ZURICH (Reuters) - A Swiss far-right campaign to curb immigration from the European Union, potentially unravelling bilateral ties with the bloc, moved ahead on Tuesday when the government gave proponents a green light to start canvassing public support.
Should the initiative win the required 100,000 signatures by July 2019, it would go to a vote under the Swiss system of direct democracy. That could pave the way to scrapping the free movement of EU citizens now guaranteed under bilateral accords.
The populist Swiss People's Party (SVP) has long sought to limit immigration to neutral, landlocked Switzerland, whose population of 8.4 million is already one-quarter foreign.
The European Union insists that its citizens must be able to live and work in non-member Switzerland as the price for enhanced Swiss access to the EU single market, the biggest for Swiss exports.
The latest campaign comes at a sensitive time for bilateral ties, which soured last month when Bern promised to retaliate over what it called unacceptable limitations on the access of Swiss stock exchanges to the EU single market.
Voters approved quotas on immigration in 2014 but parliament instead opted in 2016 for a system giving people registered as unemployed in Switzerland first crack at open jobs. This move skirted a clash with Brussels and averted a threat to bilateral relations.
The text of the new initiative states that Switzerland will unilaterally steer immigration and enter no accords granting foreigners free access.

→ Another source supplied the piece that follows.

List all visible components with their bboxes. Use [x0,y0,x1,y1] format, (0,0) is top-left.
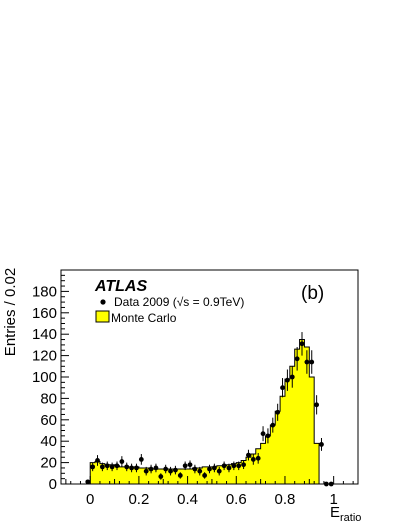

It would give the government 12 months to negotiate an end to the current free movement pact, one of more than 100 bilateral accords that regulate ties.
Should negotiations fail, the government has 30 days to cancel the free movement accord. This would almost certainly prompt Brussels to cancel an entire package of other bilateral agreements that stand or fall together.
A survey of more than 20,000 people by newspaper publisher Tamedia this week, however, found 55 percent opposed cancelling the free movement deal and 42 percent in favour.